Wednesday, August 08, 2007

Entering the Holy of Holies -- Part 3

"Entering the "Holy of Holies" - the "Most Holy Place"' - Part 3 Tozer states, "It is the veil of our fleshly, fallen nature living on, unjudged within us, uncrucified and unrepudiated...the close-woven veil of the self-life which we have never truly acknowledged, of which we have been secretly ashamed and which for these reasons we have never brought to the judgment of the cross." This veil is woven of the threads of the self-life - the self-hyphenated sins that are just so much a part of who we are - subtle and powerful - the human sinful spirit in each of us. Not necessarily what we do, but who we are - woven into our personality, our very nature.

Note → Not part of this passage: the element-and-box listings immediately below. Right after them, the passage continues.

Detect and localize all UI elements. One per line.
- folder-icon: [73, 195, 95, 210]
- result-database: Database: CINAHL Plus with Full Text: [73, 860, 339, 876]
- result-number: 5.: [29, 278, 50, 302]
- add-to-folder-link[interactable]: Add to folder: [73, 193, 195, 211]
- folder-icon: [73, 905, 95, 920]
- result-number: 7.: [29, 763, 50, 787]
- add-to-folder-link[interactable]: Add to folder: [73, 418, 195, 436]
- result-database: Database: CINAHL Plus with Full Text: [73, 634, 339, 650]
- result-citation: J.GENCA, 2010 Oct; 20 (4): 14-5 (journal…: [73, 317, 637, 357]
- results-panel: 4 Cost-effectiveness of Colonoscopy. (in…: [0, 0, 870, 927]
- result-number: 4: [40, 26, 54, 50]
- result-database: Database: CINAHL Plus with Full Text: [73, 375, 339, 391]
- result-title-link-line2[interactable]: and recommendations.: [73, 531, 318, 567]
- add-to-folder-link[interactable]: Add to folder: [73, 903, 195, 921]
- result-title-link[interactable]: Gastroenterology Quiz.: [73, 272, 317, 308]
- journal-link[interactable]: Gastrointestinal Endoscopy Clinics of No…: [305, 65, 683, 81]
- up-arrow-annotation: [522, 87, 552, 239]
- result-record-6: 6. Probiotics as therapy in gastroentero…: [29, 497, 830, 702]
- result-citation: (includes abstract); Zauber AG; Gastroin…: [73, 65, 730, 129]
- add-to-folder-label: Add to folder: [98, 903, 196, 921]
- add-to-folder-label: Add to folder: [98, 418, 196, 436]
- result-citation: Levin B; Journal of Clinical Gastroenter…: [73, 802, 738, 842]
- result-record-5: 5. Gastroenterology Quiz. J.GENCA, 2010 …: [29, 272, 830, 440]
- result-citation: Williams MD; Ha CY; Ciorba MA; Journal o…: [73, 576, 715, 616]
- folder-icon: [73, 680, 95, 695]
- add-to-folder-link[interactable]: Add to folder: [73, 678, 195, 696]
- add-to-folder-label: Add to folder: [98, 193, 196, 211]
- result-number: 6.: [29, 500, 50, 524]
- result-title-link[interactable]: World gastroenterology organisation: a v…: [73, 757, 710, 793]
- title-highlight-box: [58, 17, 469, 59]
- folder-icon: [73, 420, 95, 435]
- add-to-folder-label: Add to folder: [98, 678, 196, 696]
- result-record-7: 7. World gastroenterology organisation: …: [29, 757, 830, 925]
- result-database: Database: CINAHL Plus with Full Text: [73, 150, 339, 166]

The "self-sins" of self-righteousness, self-pity, self-confidence, self-sufficiency, self-admiration, self-love, self- gratification, etc. They've been with us so long that we don't even notice them; they dwell so deep within that we aren't even aware of them until God focuses His light upon them and reveals them to us. Tozer says in Man: the Dwelling Place of God, "Self is one of the toughest plants that grows in the garden of life. It is in fact, indestructible by any human means. Just when we are sure it is dead, it turns up somewhere as robust as ever to trouble our peace and poison the fruit of our lives."
The second thing I found in this reading, I am calling 'God's Part'.
Self is like an opaque veil that hides God's face from us. We want instruction to know what to do, but the veil must be removed by the work of God - it is a spiritual experience. We must bring our "self-sins" to the cross for judgment. God will do the work, if we want it done. He must do everything for us before we are free. Isaiah 26: 12 says, "LORD, You will establish peace for us, for You have done all our works in us." I remember one time many years ago praying that God would remove the sham from my life - everything false - little did I know that for the sham to be removed I needed to be prepared to be purged. We need to know that it will be worth it. It can be and will be painful. There is nothing pretty about the cross. The cross is an instrument of death, and is rough, but effective. "Hinds Feet on High Places" by Hannah Hurnard is a book that I read many years ago about the experience of surrendering those self-sins. I would recommend it to you for reading.
More recently I experienced looking in the mirror one day and just saying to the Lord, through my tears, "You just want to squeeze all of me out of me, don't You? But to fill me with Yourself." May it be so.